Z must be a matrix, not a scalar or vector.
Accepted Answer
Star Strider
on 1 Mar 2023
It would be helpful to have the actual data rather than a ‘proxy problem’. The ‘Z’ vector should have the dame number of elements as the matrices. If so, it is then straightforward to interpolate them to form matrices, demonstrated here.
a=0;
b=4;
c=0;
d=6;
g=1;
dxs=0.2;
dxf=0.25;
dy=0.5;
NNAB=(2*g)/dxs+(b-a-2*g)/dxf-1;
NNAD=(d-c)/dy+1;
NTN=NNAD*NNAB;
sol=rand(3*NTN-4*NNAB,1);
omega2=sol(2*NTN-2*NNAB+1:3*NTN-4*NNAB);
omega2 = omega2(randperm(numel(omega2),35)); % Random Subset With The Same Number Of Elements As The Matrices
figure(2)
[X,Y]=meshgrid(a:b,c:d);
F = scatteredInterpolant(X(:),Y(:),omega2); % Create 'scatteredInterpolant' Object
omega2 = F(X,Y); % Interpolate
surf(X,Y,omega2)
colormap(turbo)
.
25 Comments
Alexandra Roxana
on 2 Mar 2023
Edited: Alexandra Roxana
on 2 Mar 2023
I can attach the file; I thought having to put more than 2000 lines in the question would be quite problematic.

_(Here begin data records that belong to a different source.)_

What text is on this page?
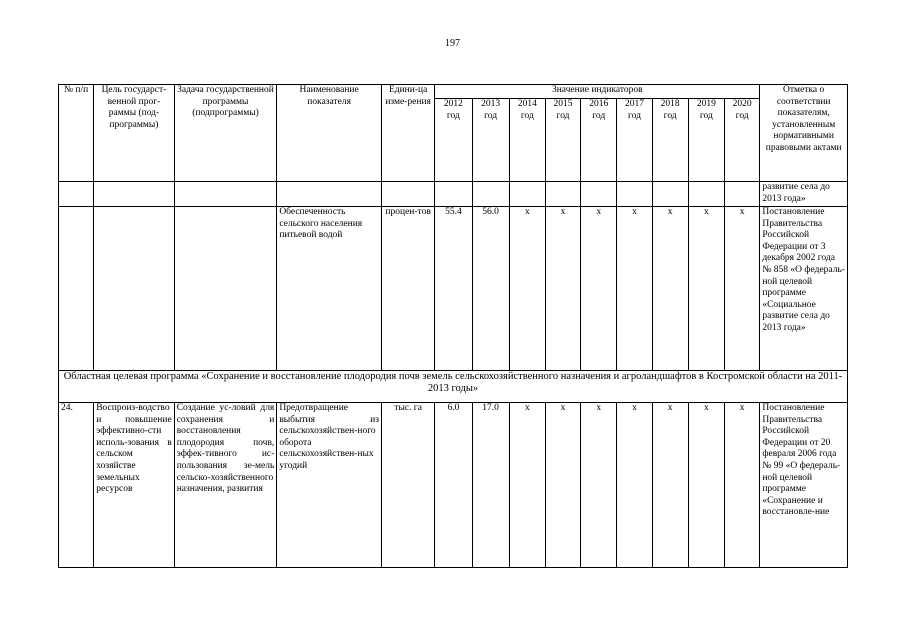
197
№ п/п	Цель государст-венной прог-раммы (под-программы)	Задача государственной программы (подпрограммы)	Наименование показателя	Едини-ца изме-рения	Значение индикаторов									Отметка о соответствии показателям, установленным нормативными правовыми актами
					2012 год	2013 год	2014 год	2015 год	2016 год	2017 год	2018 год	2019 год	2020 год	
														развитие села до 2013 года»
			Обеспеченность сельского населения питьевой водой	процен-тов	55.4	56.0	x	x	x	x	x	x	x	Постановление Правительства Российской Федерации от 3 декабря 2002 года № 858 «О федераль-ной целевой программе «Социальное развитие села до 2013 года»
Областная целевая программа «Сохранение и восстановление плодородия почв земель сельскохозяйственного назначения и агроландшафтов в Костромской области на 2011-2013 годы»														
24.	Воспроиз-водство и повышение эффективно-сти исполь-зования в сельском хозяйстве земельных ресурсов	Создание ус-ловий для сохранения и восстановления плодородия почв, эффек-тивного ис-пользования зе-мель сельско-хозяйственного назначения, развития	Предотвращение выбытия из сельскохозяйствен-ного оборота сельскохозяйствен-ных угодий	тыс. га	6.0	17.0	x	x	x	x	x	x	x	Постановление Правительства Российской Федерации от 20 февраля 2006 года № 99 «О федераль-ной целевой программе «Сохранение и восстановле-ние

The thing is, I have a system with particular points as in the first figure. From the solution, I want to surf only a part of it, that is, omega2. And I wonder how to make it a matrix so I can use surf. Is there another way to make it look like it, maybe another command, not surf?
Star Strider
on 2 Mar 2023
I have absolutely no idea what you are doing.
The only way I can create ‘omega2’ as a surf plot is to do this:
Z=inv(M);
sol=Z*L;
omega1=sol(NTN+1:2*NTN-2*NNAB);
omega2=sol(2*NTN-2*NNAB+1:3*NTN-4*NNAB);
No2 = numel(omega2)
om2fact = factor(No2)
[X,Y]=meshgrid(0:om2fact(1)-1, 0:om2fact(2)-1);
figure(2)
F = scatteredInterpolant(X(:),Y(:),omega2); % Create 'scatteredInterpolant' Object
omega2 = F(X,Y); % Interpolate
surf(X,Y,omega2)
colormap(turbo)
Stopping here.
.
Alexandra Roxana
on 2 Mar 2023
Thanks! That helps me.
In the first comment, what does 35 signify?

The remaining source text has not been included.